2. Due Diligence – This visit accomplishes a number of things. If the agent could not (or was reluctant to) delve out the information needed from our questionnaire, we can locate that data in the agency. This visit permits discussion with owners and employees (we sometimes identify this visit as an agency analysis for improved operations to allay any personnel fears or suspicions). The strength of an agency is its managers and personnel more than in its book of business. This visit permits us to evaluate those people. We also get answers to issues and anomalies raised from the data collected through the questionnaire.
3. Valuation – We will take the information gathered from the questionnaire, supporting documents and our due diligence visit and create a Fair Market Valuation. Since much of an agency’s value is intangible, the data collected identifies the value of the earnings potential of the business discounted for risk factors that may promote or hinder the agency’s future performance.
4. Negotiations – At this stage, we identify what the buyer desires and try to achieve his goals within the value of the agency to the buyer.

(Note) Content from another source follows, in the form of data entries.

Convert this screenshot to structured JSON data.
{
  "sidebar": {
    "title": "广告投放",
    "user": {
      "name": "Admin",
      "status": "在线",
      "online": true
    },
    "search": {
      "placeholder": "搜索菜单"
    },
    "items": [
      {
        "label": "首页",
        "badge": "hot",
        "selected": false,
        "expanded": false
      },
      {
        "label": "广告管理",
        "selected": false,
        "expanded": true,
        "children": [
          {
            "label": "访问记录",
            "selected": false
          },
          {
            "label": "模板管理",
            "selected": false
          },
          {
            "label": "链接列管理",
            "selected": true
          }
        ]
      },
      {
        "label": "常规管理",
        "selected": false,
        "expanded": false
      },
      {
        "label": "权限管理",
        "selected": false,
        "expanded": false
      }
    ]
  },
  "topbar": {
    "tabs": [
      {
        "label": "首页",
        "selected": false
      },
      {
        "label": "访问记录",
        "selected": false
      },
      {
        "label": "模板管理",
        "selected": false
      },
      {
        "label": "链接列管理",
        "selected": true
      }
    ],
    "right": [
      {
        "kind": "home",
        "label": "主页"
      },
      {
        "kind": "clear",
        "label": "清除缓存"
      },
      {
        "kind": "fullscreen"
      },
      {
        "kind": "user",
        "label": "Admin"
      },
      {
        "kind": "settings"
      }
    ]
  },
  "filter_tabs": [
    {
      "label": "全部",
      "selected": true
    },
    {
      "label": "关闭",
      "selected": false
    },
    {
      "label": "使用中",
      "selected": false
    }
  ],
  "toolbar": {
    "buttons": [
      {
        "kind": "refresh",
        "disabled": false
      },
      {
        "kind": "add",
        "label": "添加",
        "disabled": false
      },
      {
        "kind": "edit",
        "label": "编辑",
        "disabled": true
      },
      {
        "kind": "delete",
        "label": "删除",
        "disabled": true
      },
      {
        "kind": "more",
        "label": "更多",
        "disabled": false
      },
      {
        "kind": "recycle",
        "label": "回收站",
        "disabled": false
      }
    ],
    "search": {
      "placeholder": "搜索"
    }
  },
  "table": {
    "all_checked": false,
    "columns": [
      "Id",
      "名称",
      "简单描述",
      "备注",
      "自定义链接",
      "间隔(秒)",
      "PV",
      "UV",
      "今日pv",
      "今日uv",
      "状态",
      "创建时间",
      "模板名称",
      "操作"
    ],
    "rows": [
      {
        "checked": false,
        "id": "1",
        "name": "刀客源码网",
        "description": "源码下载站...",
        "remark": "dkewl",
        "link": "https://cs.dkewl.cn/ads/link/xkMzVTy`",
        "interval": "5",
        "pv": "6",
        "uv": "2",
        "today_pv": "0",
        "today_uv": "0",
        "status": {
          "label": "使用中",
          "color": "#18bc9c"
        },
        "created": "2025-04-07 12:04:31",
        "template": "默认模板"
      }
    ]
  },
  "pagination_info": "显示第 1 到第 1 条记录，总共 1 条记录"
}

5. Letter of Intent – The result of the negotiations is a Letter of Intent that covers every point of the future contract with the principals initialing every section Note: 6. below is included in the L of I, without which the deal is imperiled.
6. Company approval and Employment Contracts – Two items often left out of an acquisition can lead to crises after the fact. Once the deal is made (signed letter of intent) we achieve employment agreements from each employee and visits are scheduled with the insurance companies to gain their approval of the deal. The companies have the right to withdraw their contracts upon the sale of all (or a significant part) of an agency.

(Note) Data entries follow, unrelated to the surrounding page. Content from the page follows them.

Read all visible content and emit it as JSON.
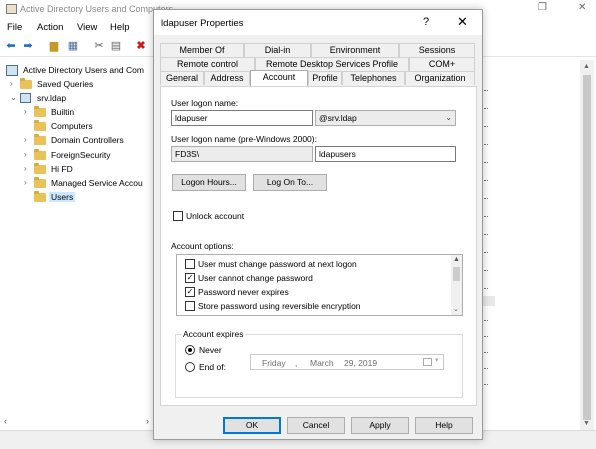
{
  "mmc": {
    "title": "Active Directory Users and Computers",
    "menu": [
      "File",
      "Action",
      "View",
      "Help"
    ],
    "tree": {
      "root": "Active Directory Users and Com",
      "saved_queries": "Saved Queries",
      "domain": "srv.ldap",
      "children": [
        "Builtin",
        "Computers",
        "Domain Controllers",
        "ForeignSecurity",
        "Hi FD",
        "Managed Service Accou",
        "Users"
      ],
      "selected": "Users"
    }
  },
  "dialog": {
    "title": "ldapuser  Properties",
    "help_glyph": "?",
    "close_glyph": "✕",
    "tabs_row1": [
      "Member Of",
      "Dial-in",
      "Environment",
      "Sessions"
    ],
    "tabs_row2": [
      "Remote control",
      "Remote Desktop Services Profile",
      "COM+"
    ],
    "tabs_row3": [
      "General",
      "Address",
      "Account",
      "Profile",
      "Telephones",
      "Organization"
    ],
    "active_tab": "Account",
    "logon_name_label": "User logon name:",
    "logon_name_value": "ldapuser",
    "logon_domain_value": "@srv.ldap",
    "pre2000_label": "User logon name (pre-Windows 2000):",
    "pre2000_domain": "FD3S\\",
    "pre2000_user": "ldapusers",
    "logon_hours_button": "Logon Hours...",
    "logon_to_button": "Log On To...",
    "unlock_label": "Unlock account",
    "account_options_label": "Account options:",
    "account_options": [
      {
        "label": "User must change password at next logon",
        "checked": false
      },
      {
        "label": "User cannot change password",
        "checked": true
      },
      {
        "label": "Password never expires",
        "checked": true
      },
      {
        "label": "Store password using reversible encryption",
        "checked": false
      }
    ],
    "account_expires_label": "Account expires",
    "never_label": "Never",
    "end_of_label": "End of:",
    "expiry_date": {
      "day": "Friday",
      "month": "March",
      "date": "29, 2019",
      "sep": ","
    },
    "buttons": {
      "ok": "OK",
      "cancel": "Cancel",
      "apply": "Apply",
      "help": "Help"
    }
  }
}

7. Contract – drawn by your attorney, we review the contract to be sure that it contains 1) the intent of the sections of the Letter of Intent, and 2) that the parties are properly protected with non-competition and non-piracy (unique to insurance) clauses. In some cases the contract will contain a “pre-nuptial” clause that pre-determines what happens if the deal sours after the fact.
8. Strategic and Tactical Plan Development – This is the failure of most acquisitions. The deal is made and the transition occurs without a distinct and disciplined approach to capitalizing on the acquisition. The Plan is conducted with the new owners and the key employees and spells out what is expected over what period and how the goals are to be reached including the support mechanisms and marketing methods.
9. Implementation of the acquisition and marketing plan – Sometimes the greatest risk occurs AFTER the deal, when poor implementation causes personnel, customer or insurance company losses. You must guard against laxity in the implementation of the new entity to make the transition seamless at worst and a very positive reflection at best to agency customers, bank customers, employees and company suppliers.
Unfortunately, whether an acquisition is made of a $10 Million revenue agency or of a $250,000 revenue agency, the dangers pursuant to avoiding any of these steps are the same. The litigation costs will be just as severe in the smaller as in the larger instance if the “I’s” are not dotted or the “T’s” not crossed.